At dConstruct, the real world is calling. It wants its designers back

Kelly Goto stands on the stage at Brighton’s Dome, head down, staring at her palm, a perfect mimic of the modern smartphone user, and issues a simple challenge to the dConstruct audience: “Help people to stay upright.”

This is the pivotal moment at which digital design finds itself. After decades training people to gaze into ever more enchanting screens, it’s time for a shake-up, to re-engage with the world around us, once more to look each other in the eye. And it may not be a comfortable experience.

Kevin Slavin dares to ask a roomful of designers why we always look to optics to provide wonder and comfort. Why do we feel the need to mediate the world through a screen, to create (according to a beautiful if only half true story from World War II USA) an upside down backwards town? Why are we not more aware of the dangers that “things that serve the eye trick the eye”? Don’t we remember the beguiling Cottingley Fairies, who showed us long ago that we can’t believe everything we see?

In place of the uncanny valley marketing vision of augmented reality – “We’ll make it magic by putting stickers on everything” – Kevin argues for engagement through behaviour. Pixelated monochrome Tamagotchi inspired more devotion than max polygon count 3d graphics, not by looking real but by exhibiting real traits – being hungry, vulnerable, rewarded and sick.
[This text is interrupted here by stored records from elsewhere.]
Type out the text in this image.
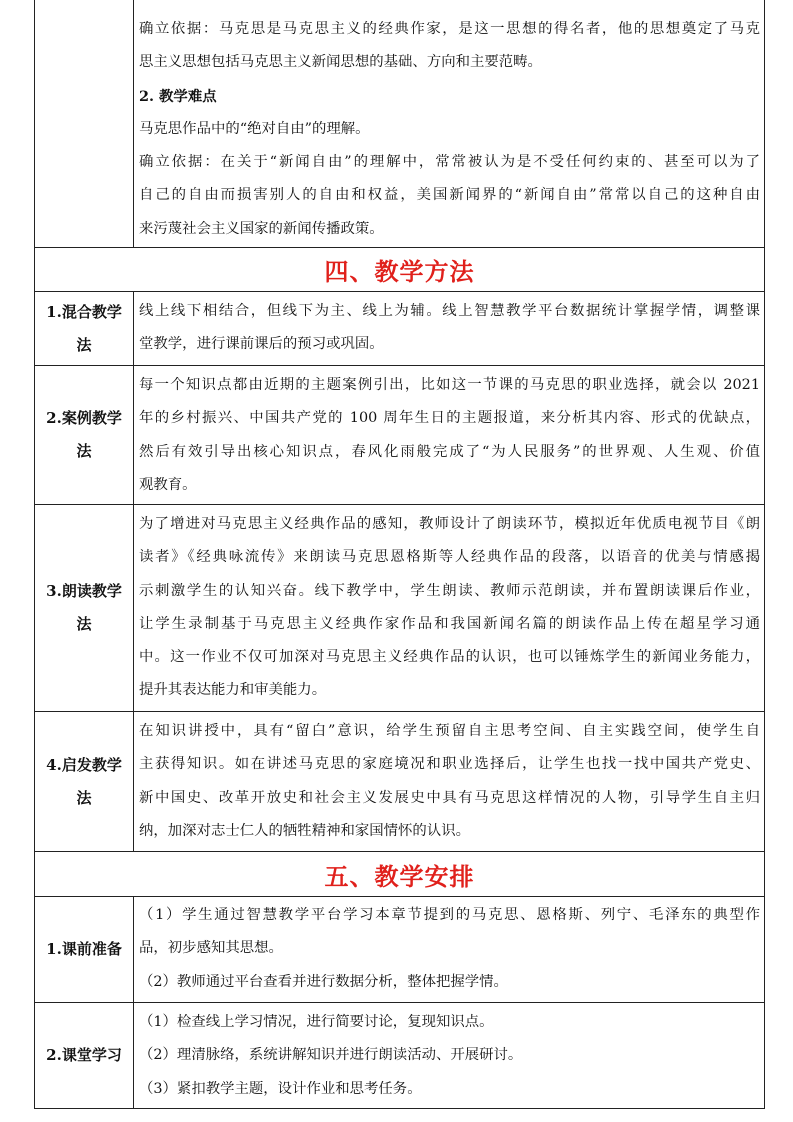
确立依据：马克思是马克思主义的经典作家，是这一思想的得名者，他的思想奠定了马克
思主义思想包括马克思主义新闻思想的基础、方向和主要范畴。
2. 教学难点
马克思作品中的“绝对自由”的理解。
确立依据：在关于“新闻自由”的理解中，常常被认为是不受任何约束的、甚至可以为了
自己的自由而损害别人的自由和权益，美国新闻界的“新闻自由”常常以自己的这种自由
来污蔑社会主义国家的新闻传播政策。
四、教学方法
1.混合教学
法
线上线下相结合，但线下为主、线上为辅。线上智慧教学平台数据统计掌握学情，调整课
堂教学，进行课前课后的预习或巩固。
2.案例教学
法
每一个知识点都由近期的主题案例引出，比如这一节课的马克思的职业选择，就会以 2021
年的乡村振兴、中国共产党的 100 周年生日的主题报道，来分析其内容、形式的优缺点，
然后有效引导出核心知识点，春风化雨般完成了“为人民服务”的世界观、人生观、价值
观教育。
3.朗读教学
法
为了增进对马克思主义经典作品的感知，教师设计了朗读环节，模拟近年优质电视节目《朗
读者》《经典咏流传》来朗读马克思恩格斯等人经典作品的段落，以语音的优美与情感揭
示刺激学生的认知兴奋。线下教学中，学生朗读、教师示范朗读，并布置朗读课后作业，
让学生录制基于马克思主义经典作家作品和我国新闻名篇的朗读作品上传在超星学习通
中。这一作业不仅可加深对马克思主义经典作品的认识，也可以锤炼学生的新闻业务能力，
提升其表达能力和审美能力。
4.启发教学
法
在知识讲授中，具有“留白”意识，给学生预留自主思考空间、自主实践空间，使学生自
主获得知识。如在讲述马克思的家庭境况和职业选择后，让学生也找一找中国共产党史、
新中国史、改革开放史和社会主义发展史中具有马克思这样情况的人物，引导学生自主归
纳，加深对志士仁人的牺牲精神和家国情怀的认识。
五、教学安排
1.课前准备
（1）学生通过智慧教学平台学习本章节提到的马克思、恩格斯、列宁、毛泽东的典型作
品，初步感知其思想。
（2）教师通过平台查看并进行数据分析，整体把握学情。
2.课堂学习
（1）检查线上学习情况，进行简要讨论，复现知识点。
（2）理清脉络，系统讲解知识并进行朗读活动、开展研讨。
（3）紧扣教学主题，设计作业和思考任务。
And Kevin should know the power of the invisible: he admits to being spooked by his own code when Crossroads’ Papa Bones swept through the Area/Code studio late one night.

Bryan Rieger and Stephanie Rieger challenge us to engage with the world by releasing stuff that’s not finished, because people prefer it that way. For me their case is marred by over-reliance on the “accelerating pace of change” trope (on which another post follows) but I reckon they have a point about the value of good enough.

As Matt Sheret eloquently puts it: “Hacks scratch the itches that contemporary product design hasn’t caught up with yet.” Time-traveller Matt talks us through the special qualities of things you can put in your pockets – from a Victorian watch to an RFID bike hire key. “RFID is a huge gift for interaction,” he says. I think this is because of its potential as a gap-closing technology that helps link the real world with its digital mirror image.

“Think about the spaces between the experiences you are creating,” says Kelly Goto: to make things that work in the world, we have to understand its people, their rituals and the way they live their lives.

Kars Alfrink makes his own attempt to do this: pointing out the dark side of gentrification. Our cities are divided in plain sight, sharing territory yet blind to each other, like the young Hackney couple enjoying a glass of wine while a tense gang stand-off plays out around them. How do designers get out of their bubble and contribute to a resilient society?

Respect for time and memory surely have a big role to play. Don Norman, in a slide-free talk rich with insight on the state of the user interface art – says we should design memories not experiences: “A memory is a form of augmented reality,” he posits.

And Frank Chimero, who always gives good metaphor, forever replaces my previous best image for our online history. From now of it’s not data exhaust, it’s “walking through snow”. Also Instapaper, Delorean.

Full marks to Frank for the most compelling account I’ve seen of “curation” as applied to web content. Until today I’ve seen “curation” online as a pale, twisted imitation of the real thing, as practiced in museums and art galleries. But Frank put his finger on the thing that makes for good curation – not just hit-and-run picking of stuff but making an educated second pass to transform a collection of objects into a meaningful narrative.

Craig Mod seems to be on similar territory. He talks about data as if it were a living herd, needing to be corraled, then as a field of dead artifacts, in need of “excavation”. What is the shape of the future book? Kilometres high, and chopped up into a million pieces, apparently.

Dan Hon has also dedicated his career to chopping up stories – having followed transmedia storytelling from web 1.0 to 2.0 and beyond. There’s online storytelling the hard way (do it in 2001) and the seemingly easy (do it all on Twitter) though the common thread is good storytelling. Some platforms lend themselves to stories, others do not. Heello is a platform for pretending. Quora is not.

Curiously Dan and Frank both need the same tool for different purposes – something to break out of the blocky file-status-update-album-art tyranny of today’s web services into ways to tell more fluid stories. For Frank it’s about making stories from our real lives, for Dan its creating pretend lives from stories, but in essence both demand the same aesthetic. It’s an aesthetic whose time has come – one that’s authentic without being skeuomorphic. The real world is calling. It wants its designers back.